Inside the natural forest at the foot of Washigamine Ridge and other locations on Dōgo Island, there are many gigantic Japanese cedar ( Cryptomeria japonica) trees, including the "big four," that are hundreds of years old.
There are mainly 3 types of Japanese cedars: omote-sugi and ura-sugi, distributed along the coast facing the Pacific Ocean and the Sea of Japan respectively, and Yaku-sugi which is found distributed on Yakushima Island.
It has been discovered that the Japanese cedars originally growing in the Oki Islands are ura-sugi, and little by little, studies conducted on Japanese cedars have been unraveling the story of the migration of plants during the glacial period.

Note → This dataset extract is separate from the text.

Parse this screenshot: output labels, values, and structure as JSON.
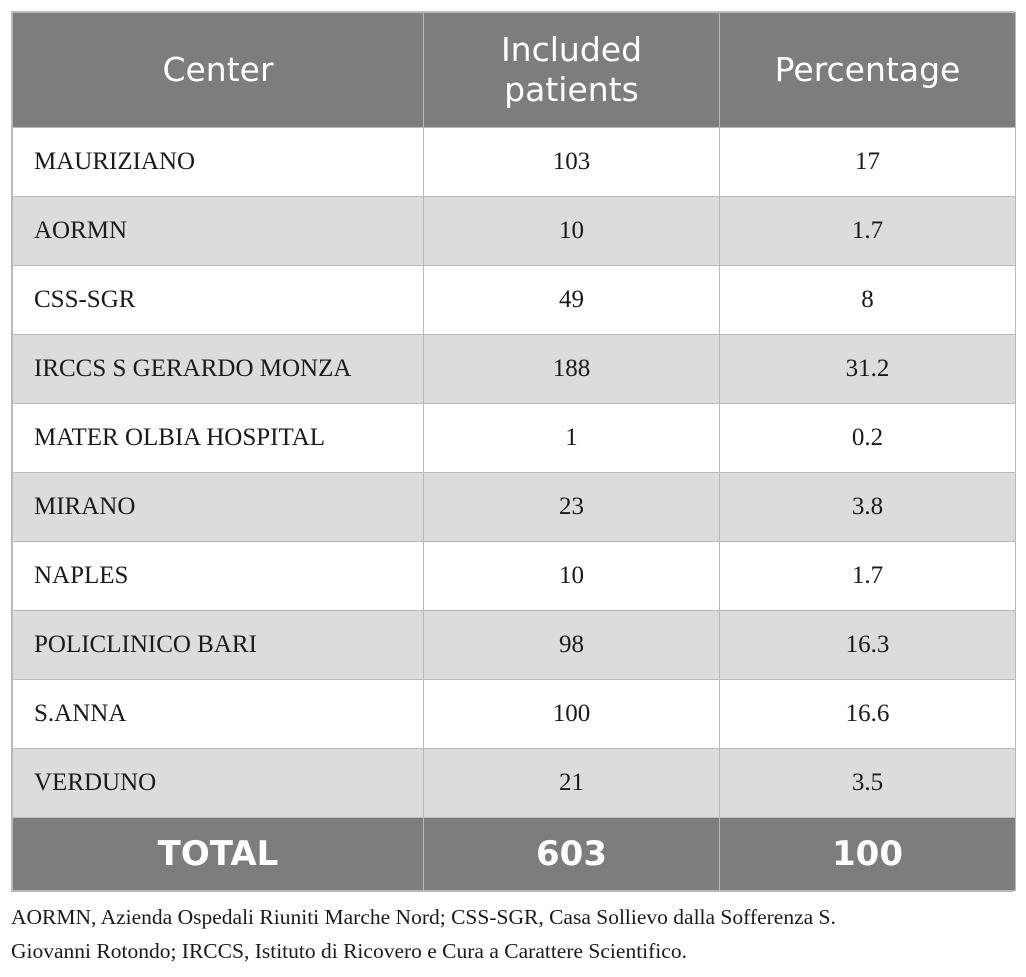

The Japanese cedars which could no longer grow in the cold inland area of Honshu took refuge on the warmer coast of the Sea of Japan, particularly on the Oki Islands, which at that time were part of a peninsula.
Later, along with the increase in temperature, Oki became islands, trapping the Japanese cedars that migrated there during the last glacial period. The descendents of those Japanese cedars still remain in Oki, and they carry their own unique genes. These Japanese cedars are a precious treasure of the Oki Islands.
It is speculated that the mysterious plants that make up the vegetation of the Oki Islands may have sought refuge here, just like the Japanese cedars.